Information management is a challenge. Failure patterns in information availability, may be directly related to the data modeling techniques that have been adopted by the organization for Cloud computing.  Data modeling can be defined as the process of defining and analyzing data requirements in support of business processes.  The implication is that stakeholder involvement in data modeling is an essential condition to data access and data availability to a specific user on the system.  Failure to involve one or more stakeholder in defining data access protocols can result in performance failures and user complaints.

A drill down from the symptoms of failure to the cause of failure may locate the point of failure at the database conceptualization level.  Database conceptualization is a set of technology independent specifications. These specifications are defined by the stakeholders or business users within an organization.  Points of failure may arise when stakeholders fail to identify a business need upfront. As a result, the business needs may not be serviced, and it may be perceived as a database failure.

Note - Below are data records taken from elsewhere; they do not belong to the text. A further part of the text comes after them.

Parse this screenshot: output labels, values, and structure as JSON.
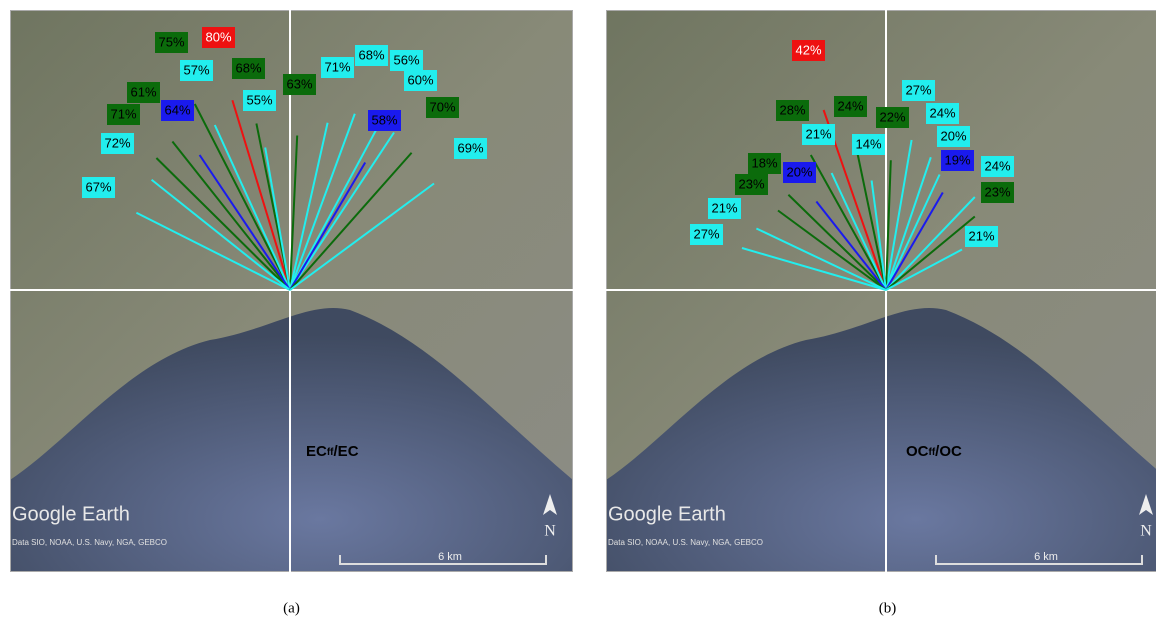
{
  "panels": [
    {
      "labels": [
        "75%",
        "80%",
        "57%",
        "68%",
        "63%",
        "55%",
        "61%",
        "71%",
        "64%",
        "72%",
        "67%",
        "71%",
        "68%",
        "56%",
        "60%",
        "58%",
        "70%",
        "69%"
      ],
      "ratio": {
        "main": "EC",
        "sub": "ff",
        "rest": "/EC"
      },
      "watermark": "Google Earth",
      "attribution": "Data SIO, NOAA, U.S. Navy, NGA, GEBCO",
      "scale": "6 km",
      "north": "N",
      "caption": "(a)"
    },
    {
      "labels": [
        "42%",
        "27%",
        "28%",
        "24%",
        "22%",
        "24%",
        "21%",
        "14%",
        "20%",
        "18%",
        "20%",
        "19%",
        "24%",
        "23%",
        "23%",
        "21%",
        "27%",
        "21%"
      ],
      "ratio": {
        "main": "OC",
        "sub": "ff",
        "rest": "/OC"
      },
      "watermark": "Google Earth",
      "attribution": "Data SIO, NOAA, U.S. Navy, NGA, GEBCO",
      "scale": "6 km",
      "north": "N",
      "caption": "(b)"
    }
  ]
}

Even where the business specifications are correct and all business requirements have been correctly identified, there may be failures of logical translation. The logical data model may be defective at a structural level for any or all of the following reasons:

  1. Failure to use appropriate software modeling tools
  2. Failure to consider use cases of different users
  3. Failure to map out dependencies
  4. Failure to completely and accurately define relationships between entities
  5. Failure to group attributes correctly
  6. Failure to define keys or set constraints properly
  7. Failure to orchestrate cascade updates or cascade deletes correctly

Consequently, the physical data model (organization of data elements and their relationships into tables and accounts) may perform sub-optimally.

In summary, effective database management requires the use of skilled personnel and state of the art software design tools. The database itself must be intelligently structured with components and objects clearly defined.  Input/output problems must be handled, segmentations, and partitions of tables must be well thought through; the level of normalization or indexing must be appropriate.  Redesign of the physical structure of the database at a later date is a nightmare in the making.  Quick fix approaches will bring in short term benefits and long term headaches.  Corporations, who are not willing to spend hours at the drawing board, end up compromising on long term database performance needs. Compounding the problem is the fact that application life cycles are getting shorter and Cloud-ability of data gets defocused when the application remains in focus.